Deuxième moyen d’appel
- L’appelante avance que la juge a erré de façon manifeste et déterminante en ne distinguant pas la partie arrière de la partie avant du bâtiment lors de son analyse du danger pour les personnes qu’il présente. Selon l’appelante, seule la partie arrière est dangereuse.
Analyse de ce moyen
- Pour intervenir, la Cour doit se convaincre que la juge a commis une erreur manifeste et déterminante[27]. Or, l’appelante nous demande de revoir non seulement l’appréciation faite par la juge du contenu des rapports des experts, mais aussi le poids qu’elle leur accorde de même que son appréciation de la crédibilité de leur auteur, ce qui n’est pas le rôle de la Cour.

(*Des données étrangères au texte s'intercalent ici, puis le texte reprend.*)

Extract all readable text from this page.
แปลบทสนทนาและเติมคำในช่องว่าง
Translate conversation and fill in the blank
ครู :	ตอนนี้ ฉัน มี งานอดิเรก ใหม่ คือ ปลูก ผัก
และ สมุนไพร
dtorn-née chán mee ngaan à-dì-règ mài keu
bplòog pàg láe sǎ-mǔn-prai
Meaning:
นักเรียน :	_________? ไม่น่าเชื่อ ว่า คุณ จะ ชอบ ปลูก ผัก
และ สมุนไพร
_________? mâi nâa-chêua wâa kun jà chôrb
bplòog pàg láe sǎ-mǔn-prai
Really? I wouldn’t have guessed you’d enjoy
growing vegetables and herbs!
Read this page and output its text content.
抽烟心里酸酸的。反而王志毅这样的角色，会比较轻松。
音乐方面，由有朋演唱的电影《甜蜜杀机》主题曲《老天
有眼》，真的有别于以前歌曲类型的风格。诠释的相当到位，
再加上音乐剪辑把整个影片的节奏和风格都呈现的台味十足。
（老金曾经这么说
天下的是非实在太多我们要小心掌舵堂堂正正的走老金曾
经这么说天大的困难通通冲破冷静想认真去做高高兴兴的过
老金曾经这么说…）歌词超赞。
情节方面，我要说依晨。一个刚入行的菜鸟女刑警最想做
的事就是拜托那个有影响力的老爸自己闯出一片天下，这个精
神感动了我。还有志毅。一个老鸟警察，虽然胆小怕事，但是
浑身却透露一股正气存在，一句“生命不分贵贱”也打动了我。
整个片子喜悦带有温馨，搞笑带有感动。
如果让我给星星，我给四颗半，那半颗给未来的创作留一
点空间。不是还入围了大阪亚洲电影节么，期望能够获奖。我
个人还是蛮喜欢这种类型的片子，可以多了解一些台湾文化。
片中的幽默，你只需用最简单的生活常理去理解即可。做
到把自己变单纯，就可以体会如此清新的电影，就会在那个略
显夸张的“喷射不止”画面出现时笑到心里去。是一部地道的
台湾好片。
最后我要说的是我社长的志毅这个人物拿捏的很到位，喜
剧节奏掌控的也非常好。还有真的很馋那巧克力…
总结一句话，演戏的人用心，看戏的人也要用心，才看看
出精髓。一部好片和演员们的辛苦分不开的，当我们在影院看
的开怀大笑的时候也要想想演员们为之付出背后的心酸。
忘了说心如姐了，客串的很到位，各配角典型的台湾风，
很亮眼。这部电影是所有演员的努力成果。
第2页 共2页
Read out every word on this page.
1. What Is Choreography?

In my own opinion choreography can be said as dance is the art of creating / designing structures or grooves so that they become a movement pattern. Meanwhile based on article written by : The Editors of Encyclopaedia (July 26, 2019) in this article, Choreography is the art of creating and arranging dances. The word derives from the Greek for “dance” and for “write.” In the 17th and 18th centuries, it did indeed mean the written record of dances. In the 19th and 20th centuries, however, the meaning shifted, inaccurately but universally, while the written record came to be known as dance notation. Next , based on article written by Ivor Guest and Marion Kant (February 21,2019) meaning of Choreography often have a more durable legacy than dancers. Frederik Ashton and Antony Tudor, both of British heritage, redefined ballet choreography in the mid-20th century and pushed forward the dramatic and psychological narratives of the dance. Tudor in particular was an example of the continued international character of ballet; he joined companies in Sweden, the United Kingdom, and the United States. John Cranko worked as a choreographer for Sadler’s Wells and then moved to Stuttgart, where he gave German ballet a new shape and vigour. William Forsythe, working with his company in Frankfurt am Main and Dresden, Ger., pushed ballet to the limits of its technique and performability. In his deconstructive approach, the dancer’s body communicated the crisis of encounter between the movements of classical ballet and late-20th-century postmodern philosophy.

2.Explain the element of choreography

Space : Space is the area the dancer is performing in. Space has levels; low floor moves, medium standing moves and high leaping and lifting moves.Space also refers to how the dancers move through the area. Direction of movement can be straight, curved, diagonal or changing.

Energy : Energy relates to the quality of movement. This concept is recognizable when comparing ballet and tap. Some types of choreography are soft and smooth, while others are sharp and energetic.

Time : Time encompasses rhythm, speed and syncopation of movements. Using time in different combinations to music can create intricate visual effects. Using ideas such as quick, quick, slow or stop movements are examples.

- Disons immédiatement que je n’accorde aucun poids aux arguments accessoires présentés par l’appelante, comme celui selon lequel le bâtiment ne serait pas dangereux puisque l’intimée a permis à des journalistes d’y pénétrer ou que la juge aurait omis de chiffrer la décrépitude du bâtiment.
- Je ne peux non plus accorder une grande importance à son argument voulant que la juge ait appuyé son raisonnement sur le rapport d’inspection visuelle sommaire du 13 novembre 2020 préparé par Éric De Foy et l’étude patrimoniale de juin 2021 préparé par Brodeur Frenette traitant des caractéristiques de la maison. Ces rapports, qui peignent un tableau très négatif de l’état du bâtiment sans faire de distinction entre sa partie avant (la maison) et la rallonge à l’arrière, n’avaient été déposés en preuve qu’afin d’exposer la trame des évènements et non afin de démontrer la dangerosité de la maison[28]. Ses auteurs n’ont d’ailleurs pas témoigné.
- S’il est vrai que la juge reproduit de longs extraits de ces rapports dans ses motifs, elle ne s’y réfère aucunement au moment d’analyser et d’apprécier l’état du bâtiment et son degré de dangerosité. Son analyse se concentre sur les rapports et témoignages des experts dûment mis en preuve, soit ceux de l’expert Landry de CIMA+ et de Nathalie Smith et Luc Pelletier de NCS Architecture, tant sur l’élément dangerosité de la construction que sur le remède utile afin d’y mettre fin.
- L’appelante soutient aussi que la juge a fondé sa conclusion selon laquelle le bâtiment est dangereux dans son entièreté sur une admission que l’expert Pelletier a faite lors de son témoignage. Elle écrit :
[99] En conclusion, l’état actuel de la construction s’apprécie dans un tout : un tout qui inclut présentement toutes ses composantes, et qui est sans équivoque, de l’aveu même de l’expert Pelletier, dangereux pour la sécurité du public.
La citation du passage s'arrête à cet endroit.